La mayoría se maneja de forma conservadora: reposo relativo, uso temporal de un cabestrillo si el dolor es significativo, compresas frías en las primeras 24-48 horas y analgésicos tipo AINE. Ejercicios suaves de movilidad y fisioterapia previenen rigideces en hombro y codo. Las pequeñas heridas se curan con apósitos estériles. Si tras varios días persiste dolor fuera de lo esperable, se revalúa para descartar una lesión subdiagnosticada.

Complicaciones

Aunque poco usual, a veces un traumatismo leve puede ocultar fisuras óseas, lesiones tendinosas o bursitis postraumática. El paciente, al ignorar la lesión, continúa usando el brazo y agrava el daño, provocando tendinopatías o incluso desgarros del manguito rotador. La infección en heridas superficiales es escasa, pero no nula, si se descuida la higiene. El dolor crónico inexplicado puede surgir cuando un músculo o ligamento se desgarró ligeramente y cicatrizó mal.

Prevención

La seguridad en tareas cotidianas y deportes de bajo impacto (uso de protectores, calentamiento adecuado) reduce golpes en hombro y brazo. Mantener el orden en casa y el puesto de trabajo evita tropiezos y choques. Para los adultos mayores, un ambiente sin obstáculos y la práctica de ejercicio regular (reforzando la musculatura proximal del brazo) disminuye la probabilidad de caídas y traumatismos. Consultar a un profesional ante molestias persistentes previene complicaciones a mediano plazo.

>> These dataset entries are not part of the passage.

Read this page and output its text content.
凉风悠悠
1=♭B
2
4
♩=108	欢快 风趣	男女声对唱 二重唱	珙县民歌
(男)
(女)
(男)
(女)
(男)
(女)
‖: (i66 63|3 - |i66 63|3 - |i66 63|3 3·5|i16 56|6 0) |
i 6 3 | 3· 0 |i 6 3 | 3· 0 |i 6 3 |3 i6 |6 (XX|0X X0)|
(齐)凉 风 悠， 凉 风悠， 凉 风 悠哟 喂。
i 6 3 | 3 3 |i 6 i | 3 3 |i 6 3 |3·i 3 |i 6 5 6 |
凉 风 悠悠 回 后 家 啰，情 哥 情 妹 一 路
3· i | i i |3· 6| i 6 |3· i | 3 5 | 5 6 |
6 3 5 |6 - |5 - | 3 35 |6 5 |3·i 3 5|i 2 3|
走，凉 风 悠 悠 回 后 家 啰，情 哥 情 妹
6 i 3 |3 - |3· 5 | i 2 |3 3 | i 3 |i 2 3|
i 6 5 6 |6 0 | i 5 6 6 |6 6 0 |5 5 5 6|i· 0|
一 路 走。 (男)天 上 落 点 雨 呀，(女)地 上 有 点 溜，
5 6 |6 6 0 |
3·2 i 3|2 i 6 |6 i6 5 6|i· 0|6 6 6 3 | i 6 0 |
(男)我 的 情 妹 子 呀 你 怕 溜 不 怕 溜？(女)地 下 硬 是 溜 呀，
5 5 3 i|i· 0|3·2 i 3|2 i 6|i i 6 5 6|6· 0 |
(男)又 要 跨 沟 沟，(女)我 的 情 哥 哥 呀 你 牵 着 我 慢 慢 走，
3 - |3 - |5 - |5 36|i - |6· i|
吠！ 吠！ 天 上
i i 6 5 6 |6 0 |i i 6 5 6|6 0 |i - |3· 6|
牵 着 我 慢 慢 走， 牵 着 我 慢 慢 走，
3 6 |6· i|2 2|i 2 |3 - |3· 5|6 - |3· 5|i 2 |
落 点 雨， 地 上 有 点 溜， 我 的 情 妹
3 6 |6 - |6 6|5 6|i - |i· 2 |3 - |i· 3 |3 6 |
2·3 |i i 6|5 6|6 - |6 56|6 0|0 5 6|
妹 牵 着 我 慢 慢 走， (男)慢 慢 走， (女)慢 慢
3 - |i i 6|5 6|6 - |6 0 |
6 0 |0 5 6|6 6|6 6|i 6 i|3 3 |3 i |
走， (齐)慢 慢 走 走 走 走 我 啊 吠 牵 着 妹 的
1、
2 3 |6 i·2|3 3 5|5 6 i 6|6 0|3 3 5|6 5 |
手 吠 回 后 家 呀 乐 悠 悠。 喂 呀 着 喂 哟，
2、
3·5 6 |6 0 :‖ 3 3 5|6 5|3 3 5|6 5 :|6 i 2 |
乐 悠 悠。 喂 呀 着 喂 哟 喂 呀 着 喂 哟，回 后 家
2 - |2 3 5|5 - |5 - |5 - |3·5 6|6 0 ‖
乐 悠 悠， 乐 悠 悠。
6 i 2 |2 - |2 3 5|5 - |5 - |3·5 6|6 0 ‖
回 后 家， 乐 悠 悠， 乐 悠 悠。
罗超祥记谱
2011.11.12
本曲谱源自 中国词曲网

Conclusión Los traumatismos menores y no especificados en la región del hombro y el brazo comprenden contusiones de tejidos blandos, heridas superficiales y posibles distensiones articulares sin daño osteoarticular ni vascular significativo. Con una revisión clínica y radiológica para descartar lesiones mayores, el tratamiento suele ser conservador (reposo, analgésicos, fisioterapia). El pronóstico es favorable, pero requiere una valoración oportuna que excluya fracturas ocultas o afectaciones tendinosas. Las estrategias de prevención en el hogar y el deporte disminuyen su frecuencia y gravedad.